Jedenfalls gibt es wesentlich wichtigeres zu tun, als über idiotische Politik zu diskutieren. Er hat das Haus verlassen, und ich sprinte los, die Treppe zur Hauptstraße hinab, dann auf den Bürgersteig. Mein Herz klopft, aber nicht von der Anstrengung, sondern von der freudigen Erwartung, ihn zu sehen und, wenn er gut genug gelaunt ist, ein paar Worte mit ihm auszutauschen. Ich renne die Straße entlang, immer weiter, bis ich an den Punkt gelange, an dem die Straße beginnt, die zu meiner Schule führt, und von der ich weiß, dass er sie auf dem Weg zum Mittagsessen immer entlang geht. Die Umgehung hat sich gelohnt; in seinem kanarienvogelgelben Jackett stakst er die steile Straße hinab, und ich finde seinen Anblick göttlich, während ich versuche, möglichst beiläufig und zufällig auszusehen, während ich hoch laufe, und dabei kläglich scheitere. Heute kein Gespräch – er lächelt mich nur an, wünscht mir einen schönen Mittag, und läuft an mir vorbei. Es sollte mich enttäuschen, dass nicht mehr kommt, aber das sind die kleinen Dinge, auf die ich jeden Tag hin arbeite. Habe ich erwähnt, dass ich mir nur an den Tagen erlaube, krank zu sein, an denen er frei hat? In meinen Mittwochsfächern sind mir schon einige Stunden durch die Lappen gegangen, aber Schule ist nicht alles. Ganz und gar nicht alles, und ich muss ihm ein weiteres Mal dankbar sein – für die Befreiung aus diesem Perfektionswahn, den ich mir, warum auch immer, im Laufe meiner Grundschulkarriere angeeignet habe, der mir aber eigentlich auch nicht besonders viel gebracht hat. Damals war ich strebsam und unglücklich. Jetzt bin ich faul und genieße jeden Moment.
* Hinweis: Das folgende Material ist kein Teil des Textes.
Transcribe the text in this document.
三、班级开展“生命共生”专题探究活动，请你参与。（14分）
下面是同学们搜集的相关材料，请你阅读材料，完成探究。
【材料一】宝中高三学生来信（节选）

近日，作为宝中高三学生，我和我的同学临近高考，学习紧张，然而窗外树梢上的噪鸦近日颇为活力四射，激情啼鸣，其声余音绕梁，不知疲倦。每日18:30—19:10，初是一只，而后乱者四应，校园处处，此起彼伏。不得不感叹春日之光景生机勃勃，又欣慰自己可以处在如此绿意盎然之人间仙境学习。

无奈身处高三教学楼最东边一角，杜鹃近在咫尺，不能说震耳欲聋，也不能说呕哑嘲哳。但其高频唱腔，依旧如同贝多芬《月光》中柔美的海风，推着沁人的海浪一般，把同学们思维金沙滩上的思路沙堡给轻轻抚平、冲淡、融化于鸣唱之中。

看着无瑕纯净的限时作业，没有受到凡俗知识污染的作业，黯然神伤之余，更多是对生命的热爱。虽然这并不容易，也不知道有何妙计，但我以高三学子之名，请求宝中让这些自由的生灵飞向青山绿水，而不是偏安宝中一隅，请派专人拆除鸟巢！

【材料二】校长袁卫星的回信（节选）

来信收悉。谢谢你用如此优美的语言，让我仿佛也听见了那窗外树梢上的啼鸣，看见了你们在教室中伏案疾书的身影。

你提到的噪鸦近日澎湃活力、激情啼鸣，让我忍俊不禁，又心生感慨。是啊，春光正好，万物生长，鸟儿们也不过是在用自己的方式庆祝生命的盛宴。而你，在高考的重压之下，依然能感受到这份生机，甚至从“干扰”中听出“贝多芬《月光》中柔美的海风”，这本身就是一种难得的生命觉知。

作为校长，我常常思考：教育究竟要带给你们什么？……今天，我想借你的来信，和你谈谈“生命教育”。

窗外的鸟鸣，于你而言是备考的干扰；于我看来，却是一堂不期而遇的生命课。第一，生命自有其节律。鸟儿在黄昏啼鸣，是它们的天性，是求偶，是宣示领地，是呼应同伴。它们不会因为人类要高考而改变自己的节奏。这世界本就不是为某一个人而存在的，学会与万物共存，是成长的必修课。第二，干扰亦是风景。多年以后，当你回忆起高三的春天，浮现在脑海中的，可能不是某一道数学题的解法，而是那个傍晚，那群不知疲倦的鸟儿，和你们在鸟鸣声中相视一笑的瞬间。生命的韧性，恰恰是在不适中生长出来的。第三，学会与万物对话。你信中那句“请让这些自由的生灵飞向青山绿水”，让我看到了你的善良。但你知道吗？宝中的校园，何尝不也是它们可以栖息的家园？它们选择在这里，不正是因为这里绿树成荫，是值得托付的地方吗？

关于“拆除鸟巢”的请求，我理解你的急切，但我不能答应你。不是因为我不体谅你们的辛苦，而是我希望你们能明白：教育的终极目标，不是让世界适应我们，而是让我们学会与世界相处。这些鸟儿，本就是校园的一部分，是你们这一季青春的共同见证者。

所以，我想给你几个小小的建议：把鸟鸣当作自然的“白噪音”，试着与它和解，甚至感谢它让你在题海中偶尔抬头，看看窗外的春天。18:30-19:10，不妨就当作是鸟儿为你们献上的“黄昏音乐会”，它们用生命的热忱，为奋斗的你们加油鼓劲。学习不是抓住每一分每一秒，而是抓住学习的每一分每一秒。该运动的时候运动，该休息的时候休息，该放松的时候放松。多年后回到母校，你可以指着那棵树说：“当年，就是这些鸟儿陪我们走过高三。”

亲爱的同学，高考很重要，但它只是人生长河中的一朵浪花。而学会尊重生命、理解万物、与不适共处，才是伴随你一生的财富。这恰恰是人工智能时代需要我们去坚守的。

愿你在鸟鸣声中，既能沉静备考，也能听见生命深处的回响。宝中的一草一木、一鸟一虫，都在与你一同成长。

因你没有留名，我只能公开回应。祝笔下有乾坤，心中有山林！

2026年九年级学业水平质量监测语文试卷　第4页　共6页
Sobald er in die Hauptstraße einbiegt, vollbringe ich eine Wendung von vollen hundertachtzig Grad und renne mit so viel Karacho hinterher, dass ich mit diesem Tempo locker meine vier in Sport durch Sprinten auf eine glatte drei verbessern könnte. Früher habe ich diese Leibesübungsstunden noch weniger gemocht als heutzutage. Aber wie alles in dieser Zeit, hat auch das einen Grund.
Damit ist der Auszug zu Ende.